What makes for great university teaching?

iain-hayWhen Professor Iain Hay, himself a winner of the Australian Prime Minister’s Award for University Teaching, decided to investigate what constitutes the best in university teaching, he went to the source – 22 winners of major tertiary teaching awards and honours in Australia, the US, Canada and the UK – and asked them to reflect on their own teaching practices.

The result is his new book, Inspiring Academics: Learning with World’s Great Teachers.

Professor Hay (pictured) said there are already many excellent “how to” guides for teachers.

“With this book, I was trying to get away from providing teaching tips. I wanted to try to get into the heads of these people to gain insights into how they approach teaching,” Professor Hay said.

As well as drawing on a gamut of disciplines that included geographers, physicists, pathologists and creative writers, Professor Hay sought a balance in gender and stage of career.

Professor Hay said that in the past he has characterised the keys to good teaching as being enthusiastic, being organised, and being engaged, both with the students and with the material.

And while some of these fundamental skills can be acquired by all teachers, he said that the book demonstrates that there isn’t a single winning formula: approaches and styles among the contributors varied widely.

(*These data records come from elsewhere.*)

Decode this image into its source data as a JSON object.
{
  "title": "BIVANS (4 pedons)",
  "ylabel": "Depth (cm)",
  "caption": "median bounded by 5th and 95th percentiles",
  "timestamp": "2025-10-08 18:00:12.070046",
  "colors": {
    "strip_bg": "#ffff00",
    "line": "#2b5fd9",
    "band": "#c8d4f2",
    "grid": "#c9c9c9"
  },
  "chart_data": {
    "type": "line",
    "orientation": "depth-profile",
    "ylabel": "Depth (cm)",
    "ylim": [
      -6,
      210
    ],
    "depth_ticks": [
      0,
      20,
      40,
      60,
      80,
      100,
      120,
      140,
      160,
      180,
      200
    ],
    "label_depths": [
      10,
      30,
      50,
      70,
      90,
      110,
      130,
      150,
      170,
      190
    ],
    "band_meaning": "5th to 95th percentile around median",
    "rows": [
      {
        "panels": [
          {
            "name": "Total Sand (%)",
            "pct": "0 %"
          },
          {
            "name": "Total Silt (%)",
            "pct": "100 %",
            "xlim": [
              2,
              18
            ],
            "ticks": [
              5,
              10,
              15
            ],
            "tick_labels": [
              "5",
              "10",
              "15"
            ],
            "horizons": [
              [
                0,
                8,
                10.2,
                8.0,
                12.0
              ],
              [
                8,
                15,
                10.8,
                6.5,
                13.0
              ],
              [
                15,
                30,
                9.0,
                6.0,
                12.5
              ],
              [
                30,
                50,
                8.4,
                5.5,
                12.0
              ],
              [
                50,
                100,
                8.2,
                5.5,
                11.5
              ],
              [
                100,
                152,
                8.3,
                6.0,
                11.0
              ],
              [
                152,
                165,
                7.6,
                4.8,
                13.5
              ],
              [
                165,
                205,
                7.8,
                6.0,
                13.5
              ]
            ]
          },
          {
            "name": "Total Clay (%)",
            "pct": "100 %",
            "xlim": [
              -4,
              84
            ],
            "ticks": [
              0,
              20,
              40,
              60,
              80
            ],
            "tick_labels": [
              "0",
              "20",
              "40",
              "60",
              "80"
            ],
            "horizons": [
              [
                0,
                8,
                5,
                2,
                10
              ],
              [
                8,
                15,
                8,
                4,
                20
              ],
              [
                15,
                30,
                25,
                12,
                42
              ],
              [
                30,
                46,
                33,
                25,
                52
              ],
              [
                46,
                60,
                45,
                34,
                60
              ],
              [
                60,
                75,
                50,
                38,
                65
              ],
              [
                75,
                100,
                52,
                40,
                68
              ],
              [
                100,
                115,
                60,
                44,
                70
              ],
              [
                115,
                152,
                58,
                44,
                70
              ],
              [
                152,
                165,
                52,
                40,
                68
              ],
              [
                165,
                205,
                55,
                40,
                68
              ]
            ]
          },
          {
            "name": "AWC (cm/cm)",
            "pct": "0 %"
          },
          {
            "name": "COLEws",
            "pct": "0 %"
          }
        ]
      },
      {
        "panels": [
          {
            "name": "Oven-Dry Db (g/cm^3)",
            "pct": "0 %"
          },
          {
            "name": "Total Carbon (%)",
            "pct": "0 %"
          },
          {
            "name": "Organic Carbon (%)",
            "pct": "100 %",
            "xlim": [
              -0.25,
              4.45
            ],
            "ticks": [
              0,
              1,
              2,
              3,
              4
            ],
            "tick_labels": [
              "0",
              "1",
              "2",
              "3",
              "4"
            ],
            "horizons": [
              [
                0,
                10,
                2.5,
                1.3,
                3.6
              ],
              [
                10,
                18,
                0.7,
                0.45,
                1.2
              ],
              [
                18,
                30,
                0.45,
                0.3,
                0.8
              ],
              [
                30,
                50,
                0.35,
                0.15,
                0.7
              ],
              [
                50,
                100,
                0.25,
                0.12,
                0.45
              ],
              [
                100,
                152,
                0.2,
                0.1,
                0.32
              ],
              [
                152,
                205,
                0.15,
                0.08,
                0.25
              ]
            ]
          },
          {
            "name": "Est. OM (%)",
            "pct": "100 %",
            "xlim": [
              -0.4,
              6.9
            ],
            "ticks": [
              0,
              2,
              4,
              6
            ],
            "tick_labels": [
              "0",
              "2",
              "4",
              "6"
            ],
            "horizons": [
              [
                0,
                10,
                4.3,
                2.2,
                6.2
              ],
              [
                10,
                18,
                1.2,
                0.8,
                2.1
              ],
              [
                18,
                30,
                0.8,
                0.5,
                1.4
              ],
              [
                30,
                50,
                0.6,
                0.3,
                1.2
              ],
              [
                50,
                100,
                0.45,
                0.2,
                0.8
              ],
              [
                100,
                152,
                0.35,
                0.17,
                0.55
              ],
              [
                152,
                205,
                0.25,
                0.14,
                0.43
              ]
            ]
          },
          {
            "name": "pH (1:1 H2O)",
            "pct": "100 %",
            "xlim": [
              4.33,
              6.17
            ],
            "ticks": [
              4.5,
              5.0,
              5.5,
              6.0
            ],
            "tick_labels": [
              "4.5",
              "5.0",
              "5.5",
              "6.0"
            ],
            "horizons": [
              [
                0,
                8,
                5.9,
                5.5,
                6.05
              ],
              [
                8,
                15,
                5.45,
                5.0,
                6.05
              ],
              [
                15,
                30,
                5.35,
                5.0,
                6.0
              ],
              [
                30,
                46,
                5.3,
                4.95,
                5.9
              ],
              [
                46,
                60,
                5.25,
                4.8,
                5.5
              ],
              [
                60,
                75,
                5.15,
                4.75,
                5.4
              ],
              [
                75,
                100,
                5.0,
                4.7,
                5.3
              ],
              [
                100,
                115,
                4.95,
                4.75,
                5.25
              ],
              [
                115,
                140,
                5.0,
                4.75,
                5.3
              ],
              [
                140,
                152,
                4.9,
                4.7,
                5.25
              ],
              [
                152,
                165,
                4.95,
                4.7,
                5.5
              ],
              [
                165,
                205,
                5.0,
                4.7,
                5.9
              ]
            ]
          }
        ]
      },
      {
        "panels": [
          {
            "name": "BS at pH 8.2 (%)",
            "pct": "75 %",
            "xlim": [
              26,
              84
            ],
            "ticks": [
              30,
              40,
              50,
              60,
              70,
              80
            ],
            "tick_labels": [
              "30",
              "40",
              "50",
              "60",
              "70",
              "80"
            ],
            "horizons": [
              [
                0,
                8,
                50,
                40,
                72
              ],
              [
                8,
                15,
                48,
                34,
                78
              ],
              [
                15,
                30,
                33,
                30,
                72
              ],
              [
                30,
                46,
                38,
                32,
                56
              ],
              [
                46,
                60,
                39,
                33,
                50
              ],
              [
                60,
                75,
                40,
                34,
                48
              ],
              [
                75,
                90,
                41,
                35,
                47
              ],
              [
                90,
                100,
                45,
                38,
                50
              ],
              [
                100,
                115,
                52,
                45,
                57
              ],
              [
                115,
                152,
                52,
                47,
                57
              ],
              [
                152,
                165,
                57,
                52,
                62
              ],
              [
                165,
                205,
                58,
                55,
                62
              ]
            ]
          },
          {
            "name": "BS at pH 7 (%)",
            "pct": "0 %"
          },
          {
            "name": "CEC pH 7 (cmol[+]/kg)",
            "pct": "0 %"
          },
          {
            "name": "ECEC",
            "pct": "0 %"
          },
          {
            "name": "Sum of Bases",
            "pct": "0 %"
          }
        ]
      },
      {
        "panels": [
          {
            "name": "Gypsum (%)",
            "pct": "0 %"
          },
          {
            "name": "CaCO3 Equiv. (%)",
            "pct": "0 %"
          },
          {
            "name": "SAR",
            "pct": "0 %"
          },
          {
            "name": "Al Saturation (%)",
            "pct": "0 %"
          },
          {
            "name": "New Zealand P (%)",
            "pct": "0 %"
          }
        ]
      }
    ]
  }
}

“One of the things that comes out of the book, and one that we need to come to terms with, is that there isn’t necessarily a one-size-fits-all model of really good and effective teaching,” Professor Hay said.

Teachers are cut from different cloth, and their teaching practice needs to reflect that: “It’s a matter of working out who you are, who your students are and of playing to your strengths,” he said.

Professor Hay said that many early career teachers subject themselves to unnecessary pressure, and the contributors concur that the target of presenting the “perfect, seamless” lecture or of achieving complete mastery of a field is not a useful, or even an achievable, aspiration.

“Even Carl Wieman, a Nobel Laureate, admits that he gets questions from first-year physics students that he can’t answer from the floor,” Professor Hay said.

“As some of the contributors suggest, it’s a matter of learning with your students.”